It’s no good jeering at me and saying this post is rubbish. I am immune. I am deaf to your complaints and even better, I have learned how to deal with hecklers. You can say what you will, I’m determined to continue and explain why I’ve written it.
I understand your reluctance, after all, you probably write Science Fiction or Romance or YA and can’t see how doing stand-up comedy can help. Rest assured it can.
In a nutshell, stand-up comedy is brilliant for the brain, your self-confidence, and for boosting your presence. People love comedy even if you’re not very good at delivering it.
You do not need to go on a course to do stand-up. There are plenty of self-help books on this subject and indeed comedians who are willing to do online mentoring for merely a mention on your blog. They are artists like us and willing to assist others. If you want to sign up for a course and learn to do it with others, there are plenty available.
I write a lot about older people taking on new challenges, so doing a stand-up routine seemed an appropriate one for me. I am considered a humorous writer and can be funny on paper but when it comes to being quick-witted in person, that’s another matter. I mumble and burble when people ask me about my books and selling opportunities are lost as a consequence.
Learning to do stand-up is eye-opening. There is not enough time here to write all about it but I can divulge that by the time I had prepared a five minute routine that I was satisfied with, I had actually written over 50,000 words, most of which had been dumped in an effort to have the best possible material.
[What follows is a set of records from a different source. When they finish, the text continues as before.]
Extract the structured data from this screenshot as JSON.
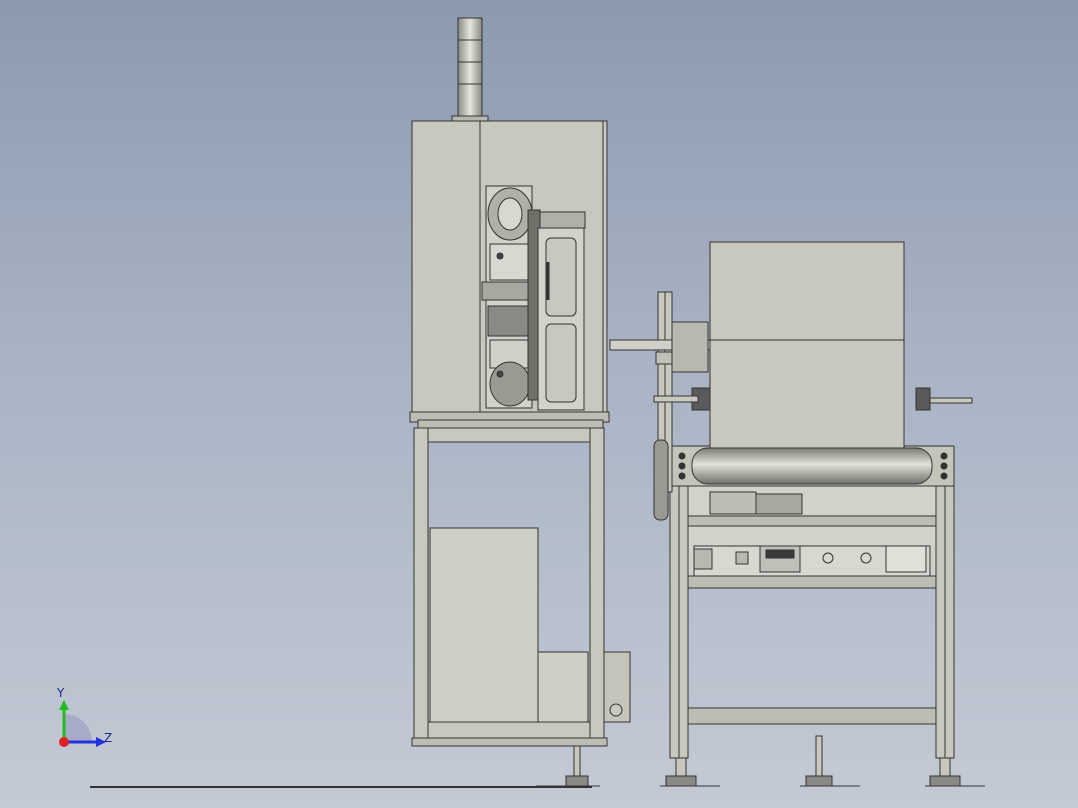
{
  "viewport": {
    "background_top": "#8c9ab0",
    "background_bottom": "#c4cad5",
    "part_fill": "#c8c8be",
    "part_dark": "#3a3a3a",
    "roller_fill": "#9a9a92"
  },
  "triad": {
    "y_label": "Y",
    "z_label": "Z",
    "y_color": "#22bb22",
    "z_color": "#2233dd",
    "x_color": "#dd2222"
  }
}
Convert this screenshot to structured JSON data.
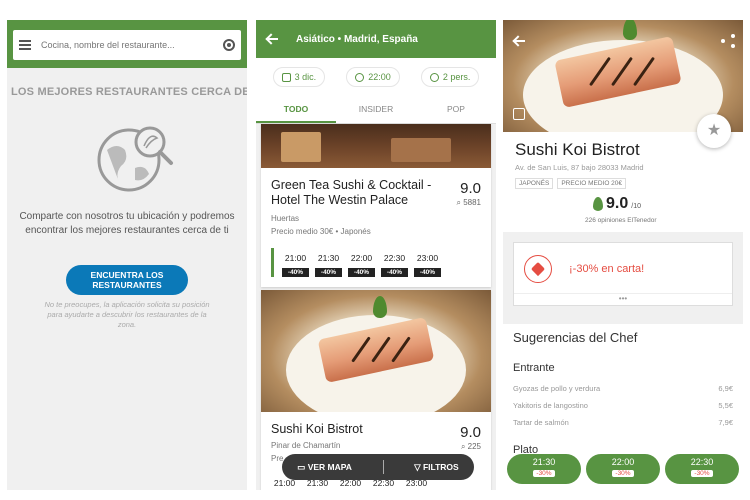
{
  "screen1": {
    "search_placeholder": "Cocina, nombre del restaurante...",
    "heading": "LOS MEJORES RESTAURANTES CERCA DE TI",
    "message": "Comparte con nosotros tu ubicación y podremos encontrar los mejores restaurantes cerca de ti",
    "button_label": "ENCUENTRA LOS RESTAURANTES",
    "note": "No te preocupes, la aplicación solicita su posición para ayudarte a descubrir los restaurantes de la zona."
  },
  "screen2": {
    "title": "Asiático • Madrid, España",
    "filters": {
      "date": "3 dic.",
      "time": "22:00",
      "people": "2 pers."
    },
    "tabs": [
      "TODO",
      "INSIDER",
      "POP"
    ],
    "restaurants": [
      {
        "name": "Green Tea Sushi & Cocktail - Hotel The Westin Palace",
        "score": "9.0",
        "reviews": "5881",
        "area": "Huertas",
        "price": "Precio medio 30€ • Japonés",
        "slots": [
          {
            "time": "21:00",
            "discount": "-40%"
          },
          {
            "time": "21:30",
            "discount": "-40%"
          },
          {
            "time": "22:00",
            "discount": "-40%"
          },
          {
            "time": "22:30",
            "discount": "-40%"
          },
          {
            "time": "23:00",
            "discount": "-40%"
          }
        ]
      },
      {
        "name": "Sushi Koi Bistrot",
        "score": "9.0",
        "reviews": "225",
        "area": "Pinar de Chamartín",
        "price": "Pre",
        "slots": [
          {
            "time": "21:00"
          },
          {
            "time": "21:30"
          },
          {
            "time": "22:00"
          },
          {
            "time": "22:30"
          },
          {
            "time": "23:00"
          }
        ]
      }
    ],
    "map_button": "VER MAPA",
    "filters_button": "FILTROS"
  },
  "screen3": {
    "name": "Sushi Koi Bistrot",
    "address": "Av. de San Luis, 87 bajo 28033 Madrid",
    "tags": [
      "JAPONÉS",
      "PRECIO MEDIO 20€"
    ],
    "rating": "9.0",
    "rating_scale": "/10",
    "opinions": "226 opiniones ElTenedor",
    "promo": "¡-30% en carta!",
    "section": "Sugerencias del Chef",
    "category1": "Entrante",
    "dishes": [
      {
        "name": "Gyozas de pollo y verdura",
        "price": "6,9€"
      },
      {
        "name": "Yakitoris de langostino",
        "price": "5,5€"
      },
      {
        "name": "Tartar de salmón",
        "price": "7,9€"
      }
    ],
    "category2": "Plato",
    "slots": [
      {
        "time": "21:30",
        "discount": "-30%"
      },
      {
        "time": "22:00",
        "discount": "-30%"
      },
      {
        "time": "22:30",
        "discount": "-30%"
      }
    ]
  },
  "colors": {
    "brand_green": "#589442",
    "blue_button": "#0b79b8",
    "promo_red": "#e54d42"
  }
}
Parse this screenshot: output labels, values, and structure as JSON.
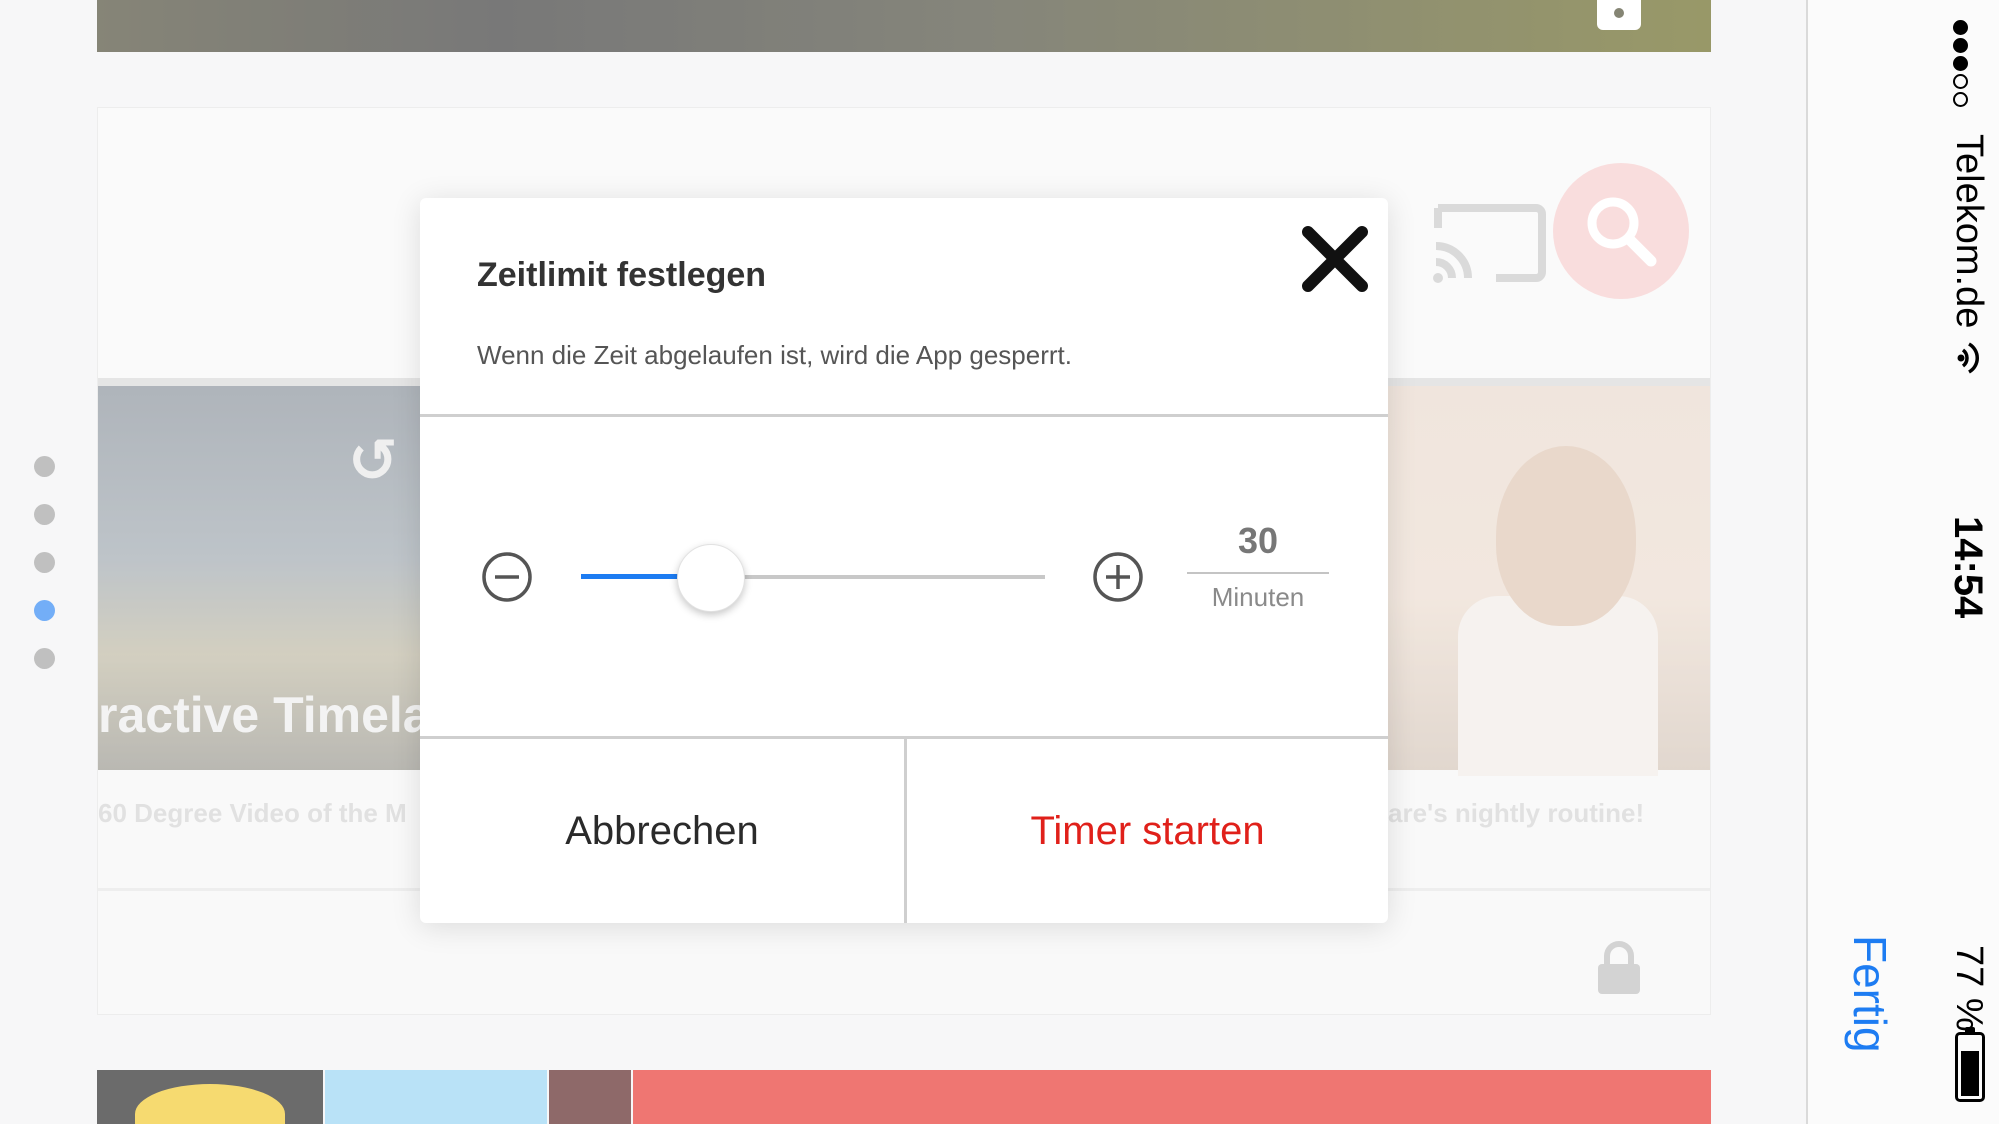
{
  "background": {
    "left_thumb_title": "ractive Timela",
    "left_thumb_caption": "60 Degree Video of the M",
    "right_thumb_caption": "are's nightly routine!",
    "page_dots": [
      false,
      false,
      false,
      true,
      false
    ]
  },
  "status_bar": {
    "carrier": "Telekom.de",
    "time": "14:54",
    "battery_percent": "77 %",
    "battery_level": 0.77,
    "signal_bars_filled": 3,
    "signal_bars_total": 5
  },
  "side": {
    "done_label": "Fertig"
  },
  "dialog": {
    "title": "Zeitlimit festlegen",
    "description": "Wenn die Zeit abgelaufen ist, wird die App gesperrt.",
    "slider": {
      "value": 30,
      "fraction": 0.28,
      "unit": "Minuten"
    },
    "cancel_label": "Abbrechen",
    "start_label": "Timer starten"
  },
  "colors": {
    "accent": "#1d7cf2",
    "danger": "#e0201a"
  },
  "icons": [
    "close-icon",
    "minus-circle-icon",
    "plus-circle-icon",
    "cast-icon",
    "search-icon",
    "lock-icon",
    "wifi-icon",
    "battery-icon",
    "replay-icon"
  ]
}
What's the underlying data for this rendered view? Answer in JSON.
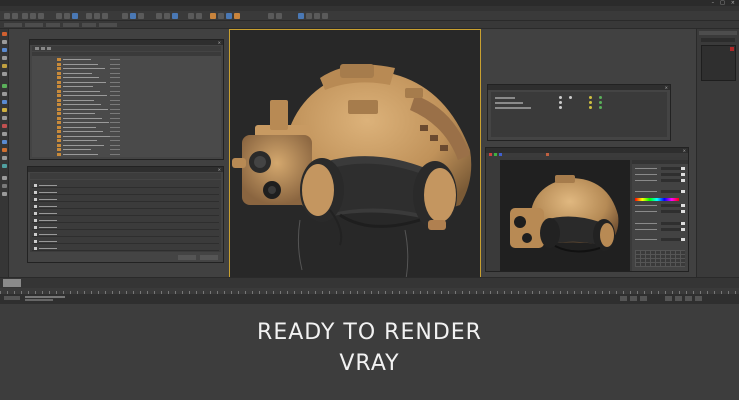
{
  "caption": {
    "line1": "READY TO RENDER",
    "line2": "VRAY"
  },
  "colors": {
    "viewport_border": "#c8a030",
    "helmet_tan": "#c89a62",
    "file_icon_orange": "#c88a3a",
    "selection_blue": "#4a78b4",
    "red_swatch": "#b02828"
  },
  "icons": {
    "close": "close-icon",
    "minimize": "minimize-icon",
    "maximize": "maximize-icon",
    "file": "file-icon",
    "layer": "layer-icon"
  },
  "render": {
    "object": "military helmet"
  }
}
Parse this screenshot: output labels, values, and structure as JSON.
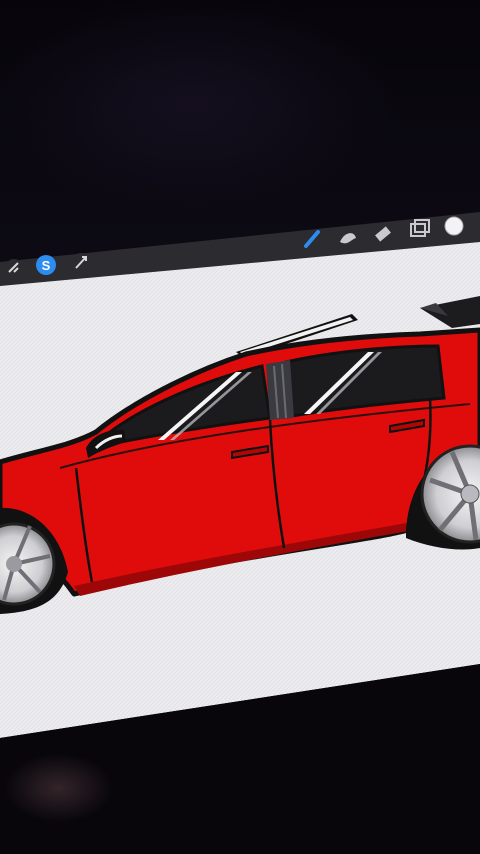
{
  "app": {
    "name": "Procreate"
  },
  "toolbar": {
    "left_tools": [
      {
        "name": "adjustments-icon"
      },
      {
        "name": "selection-icon",
        "active": true
      },
      {
        "name": "transform-icon"
      }
    ],
    "right_tools": [
      {
        "name": "brush-icon",
        "active": true
      },
      {
        "name": "smudge-icon"
      },
      {
        "name": "eraser-icon"
      },
      {
        "name": "layers-icon"
      },
      {
        "name": "color-icon"
      }
    ]
  },
  "canvas": {
    "subject": "car-illustration",
    "colors": {
      "body": "#e00c0c",
      "body_shadow": "#b40808",
      "outline": "#111111",
      "glass": "#1b1b1e",
      "paper": "#ececef",
      "accent_blue": "#2d8cf0"
    }
  }
}
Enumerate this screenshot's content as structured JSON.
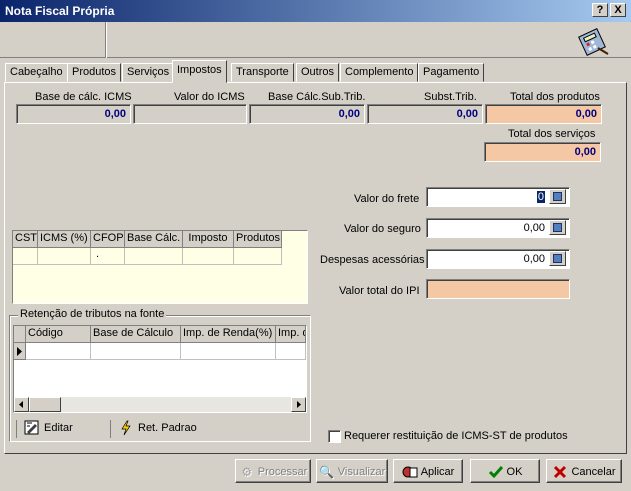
{
  "window": {
    "title": "Nota Fiscal Própria",
    "help_btn": "?",
    "close_btn": "X"
  },
  "tabs": [
    "Cabeçalho",
    "Produtos",
    "Serviços",
    "Impostos",
    "Transporte",
    "Outros",
    "Complemento",
    "Pagamento"
  ],
  "active_tab": "Impostos",
  "totals": {
    "base_icms_label": "Base de cálc. ICMS",
    "base_icms_value": "0,00",
    "valor_icms_label": "Valor do ICMS",
    "valor_icms_value": "",
    "base_sub_label": "Base Cálc.Sub.Trib.",
    "base_sub_value": "0,00",
    "subst_label": "Subst.Trib.",
    "subst_value": "0,00",
    "total_produtos_label": "Total dos produtos",
    "total_produtos_value": "0,00",
    "total_servicos_label": "Total dos serviços",
    "total_servicos_value": "0,00"
  },
  "fields": {
    "frete_label": "Valor do frete",
    "frete_value": "0",
    "seguro_label": "Valor do seguro",
    "seguro_value": "0,00",
    "despesas_label": "Despesas acessórias",
    "despesas_value": "0,00",
    "ipi_label": "Valor total do IPI",
    "ipi_value": ""
  },
  "icms_grid": {
    "columns": [
      "CST",
      "ICMS (%)",
      "CFOP",
      "Base Cálc.",
      "Imposto",
      "Produtos"
    ],
    "row": [
      "",
      "",
      "",
      ".",
      "",
      "",
      ""
    ]
  },
  "retencao": {
    "title": "Retenção de tributos na fonte",
    "columns": [
      "Código",
      "Base de Cálculo",
      "Imp. de Renda(%)",
      "Imp. d"
    ],
    "editar_label": "Editar",
    "ret_padrao_label": "Ret. Padrao"
  },
  "checkbox": {
    "label": "Requerer restituição de ICMS-ST de produtos",
    "checked": false
  },
  "buttons": {
    "processar": "Processar",
    "visualizar": "Visualizar",
    "aplicar": "Aplicar",
    "ok": "OK",
    "cancelar": "Cancelar"
  }
}
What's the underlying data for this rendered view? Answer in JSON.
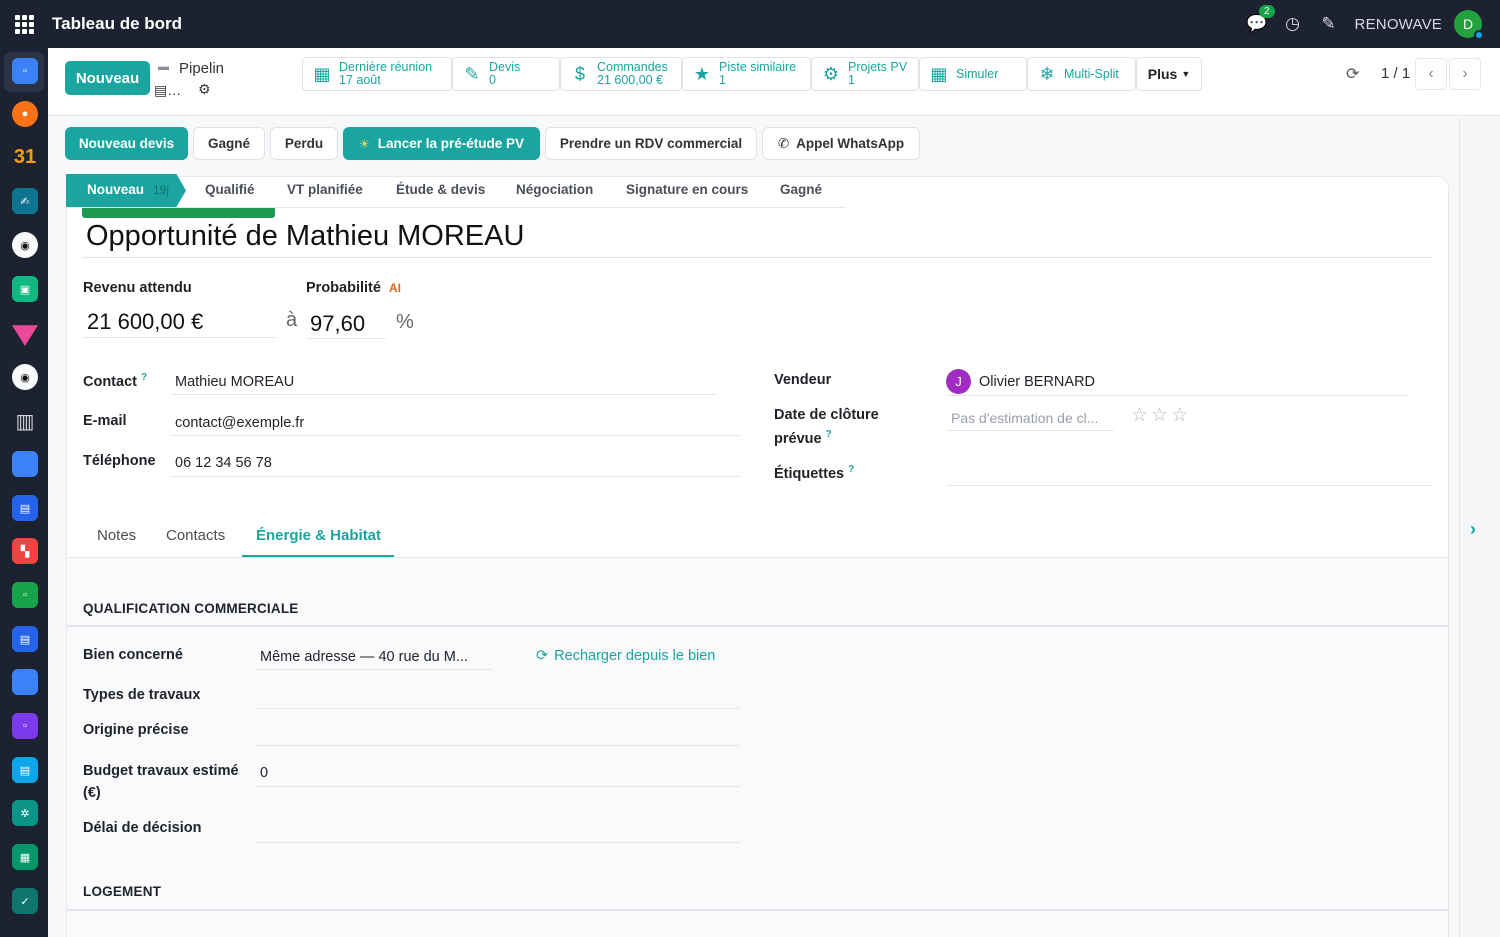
{
  "navbar": {
    "title": "Tableau de bord",
    "chat_badge": "2",
    "company": "RENOWAVE",
    "user_initial": "D"
  },
  "control": {
    "new_button": "Nouveau",
    "breadcrumb": "Pipelin",
    "record_short": "…",
    "smart_buttons": [
      {
        "icon": "calendar-icon",
        "label": "Dernière réunion",
        "value": "17 août"
      },
      {
        "icon": "edit-icon",
        "label": "Devis",
        "value": "0"
      },
      {
        "icon": "dollar-icon",
        "label": "Commandes",
        "value": "21 600,00 €"
      },
      {
        "icon": "star-icon",
        "label": "Piste similaire",
        "value": "1"
      },
      {
        "icon": "gear-icon",
        "label": "Projets PV",
        "value": "1"
      },
      {
        "icon": "calculator-icon",
        "label": "Simuler",
        "value": ""
      },
      {
        "icon": "snowflake-icon",
        "label": "Multi-Split",
        "value": ""
      }
    ],
    "more": "Plus",
    "pager": "1 / 1"
  },
  "actions": {
    "new_quote": "Nouveau devis",
    "won": "Gagné",
    "lost": "Perdu",
    "launch_study": "Lancer la pré-étude PV",
    "book_meeting": "Prendre un RDV commercial",
    "whatsapp": "Appel WhatsApp"
  },
  "stages": {
    "active": "Nouveau",
    "active_days": "19j",
    "items": [
      "Qualifié",
      "VT planifiée",
      "Étude & devis",
      "Négociation",
      "Signature en cours",
      "Gagné"
    ]
  },
  "form": {
    "title": "Opportunité de Mathieu MOREAU",
    "expected_revenue_label": "Revenu attendu",
    "expected_revenue": "21 600,00 €",
    "at": "à",
    "probability_label": "Probabilité",
    "ai_badge": "AI",
    "probability": "97,60",
    "percent": "%",
    "contact_label": "Contact",
    "contact": "Mathieu MOREAU",
    "email_label": "E-mail",
    "email": "contact@exemple.fr",
    "phone_label": "Téléphone",
    "phone": "06 12 34 56 78",
    "salesperson_label": "Vendeur",
    "salesperson_initial": "J",
    "salesperson": "Olivier BERNARD",
    "close_date_label_1": "Date de clôture",
    "close_date_label_2": "prévue",
    "close_date_placeholder": "Pas d'estimation de cl...",
    "tags_label": "Étiquettes",
    "help_mark": "?"
  },
  "tabs": [
    "Notes",
    "Contacts",
    "Énergie & Habitat"
  ],
  "energy": {
    "section1": "QUALIFICATION COMMERCIALE",
    "property_label": "Bien concerné",
    "property_value": "Même adresse — 40 rue du M...",
    "reload": "Recharger depuis le bien",
    "works_type_label": "Types de travaux",
    "origin_label": "Origine précise",
    "budget_label_1": "Budget travaux estimé",
    "budget_label_2": "(€)",
    "budget_value": "0",
    "decision_label": "Délai de décision",
    "section2": "LOGEMENT"
  },
  "colors": {
    "primary": "#1aa5a0",
    "navbar": "#1c2230",
    "ribbon": "#1e9a52",
    "vendor_avatar": "#a02cc4"
  }
}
You may consider this a waste of writing. It is not. That five minutes, when taken on stage is worth every minute of sweat and toil. It can also be used time and time again.
The jokes, although important, are not in themselves enough. You also need to learn to appear relaxed and confident, (even if inside you are a quaking jelly) think on your feet and maybe even involve the audience without letting them steal focus from you. The only way to gain these skills is to get up on stage and do a gig, or gigs. It may seem daunting, however, an audience will be gentle with a first-timer. You can easily learn the techniques to gain their sympathy. Trust me on that.
If you can manage a comedy slot you’ll find interviews on radio, doing talks, and any other public engagement a breeze. Your self-confidence will get a huge boost. You may even decide to do talks or more events like it.
In the past, I have done events at libraries and book clubs, talking about writing and the like. The audiences have generally been small (to virtually non-existent) and I have often come away feeling disheartened. In March this year, I was invited to talk at a local library. Instead of calling it an author event, we called it a comedy talk. I was able to talk about my writing and myself under the umbrella of comedy and how humour is necessary in our lives. I threw in my comedy routine. The event was a sell-out. The audience laughed a lot. Well, I think they did. I couldn’t hear them over the thumping of my heart. The results were surprising. I sold more books after that event than any other previous events. I can only assume it was because people were in a lighter-hearted mood having laughed a lot.
Should you really not be able to face an audience of strangers, then write a short routine and try it out on friends or family. They’ll be kinder to you. The process of writing jokes will exercise your brain and give it the chance to write something very different. Standing in front of people and delivering your jokes will make you more confident.
If you decide to bite the bullet, it’ll be worth it. Following my event, I was booked for a further six engagements. So, why not dip your toe into the waters? You could always just start your talks with a few jokes about writers or writing to see how it goes.
(Written with apologies to Laurie Boris who is far better qualified to talk about this subject.)